Before you deploy your MOVEit Transfer file store to Azure Blobs, consider the guidelines and best practices in the table that follows.
Important: Your application server (MOVEit Transfer Server) and database need to be configured for the same time zone. You can reveal the configured time zone to users using Org-level controls (SETTINGS -> Display -> Regulatory Compliance -> "GMT" timezone offset statement).

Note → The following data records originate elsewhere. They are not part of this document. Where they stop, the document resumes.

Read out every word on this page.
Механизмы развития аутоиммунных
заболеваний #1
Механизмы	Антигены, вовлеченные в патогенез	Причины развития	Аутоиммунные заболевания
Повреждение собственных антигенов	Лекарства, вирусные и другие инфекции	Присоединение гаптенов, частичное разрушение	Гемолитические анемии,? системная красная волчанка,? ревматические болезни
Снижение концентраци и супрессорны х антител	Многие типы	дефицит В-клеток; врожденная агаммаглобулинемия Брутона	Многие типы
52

It is best practice to leverage Azure Blob storage if you are running a MOVEit Transfer instance from Azure and if you are running the Azure Storage Service in the same Azure region (for lowest latency).
Best Practice/Guideline |
Description |
Only MOVEit Transfer Files and Packages are served from Azure Blob Storage |
While not a guideline, this is a difference between MOVEit Transfer file stores that use Azure Blob storage in contrast with network attached storage or other variants of shared/mounted file systems. When you use Azure Blob storage for your MOVEit Transfer file store, non-root file store files such as logs, certs, Web UI branding, and licenses remain "local" (or, in the case where MOVEit Transfer was deployed as a Web Farm, they remain on the mounted file system that provides the UNC identified file share). Non-root file store files are not stored/served from Azure Blobs. For more information on converting your current file store to an Azure Blob file store, see the Release Notes. |
Secure and rotate your API keys |
MOVEit Transfer uses the Azure API key along with a storage service name to build its connection string to its file store in Azure Blob storage. Consider these best practices with respect to this key:
Warning: If you regenerate a primary or secondary API key at the Azure Portal or equivalent, the regenerated key revokes the key it replaces (which could be still part of the configuration at the MOVEit Transfer Server). Regenerating a key within Azure without rolling to a secondary key within MOVEit Transfer config will interrupt availability to the file store. |
Do not use Azure Snapshots |
Azure Snapshots are neither expected nor supported by the MOVEit Transfer filesystem. Restoring from a snapshot can preempt the data model maintained and audited by MOVEit Transfer. Azure Snapshots will effectively corrupt your file store. Warning: Azure Snapshots interfere with MOVEit Transfer Server operations and are not supported. |
Use AzCopy or similar for Backup/Restore |
After migrating your file store to Azure Blobs, the MOVEit Transfer Backup/Restore utility still works on your core configuration files, certs, and settings but it does not backup the blob file stores (in other words your MOVEit Transfer files and packages). You can use AzCopy to backup/sync/restore your file store. With AzCopy you can backup blob storage to a local store, blob storage to another blob storage service, and so on. |
|
|
Hot storage tier is recommended |
The Azure Storage Hot tier provides upload and download performance you expect for your users. Ensure your MOVEit Transfer VM and blob storage service use the same Azure region (for lowest latency). |
SysCheck does not report usage |
When blob storage is used, MOVEit Transfer SysCheck does not return disk usage statistics for your file store. Azure Blob storage is elastic and can be monitored by way of billing, SLA, and other reports available from integrated on-premises/cloud monitoring applications such as WhatsUp Gold. |
Key Encryption Rotation will Not Rotate Azure Storage Keys |
MOVEit Transfer Key Encryption Rotation available for deploying fresh at-rest encryption keys is not supported for Azure Blob storage. |
Round Trip Migration is not Available |
Round trip migration (filesystem to Azure Blob and then back to filesystem) is not currently supported. |
Note: For information and guidelines regarding security and key management of Azure Blob storage, see the Microsoft Azure Documentation.
Azure Blob storage is designed for scale and cost benefit. In addition to these benefits, there are some features necessary to a local Windows File Store (or network-mounted equivalent) that do not apply to Azure Blob storage.
Important: Audit logs and Org Info are unaffected by moving your file store to Azure Blob Storage.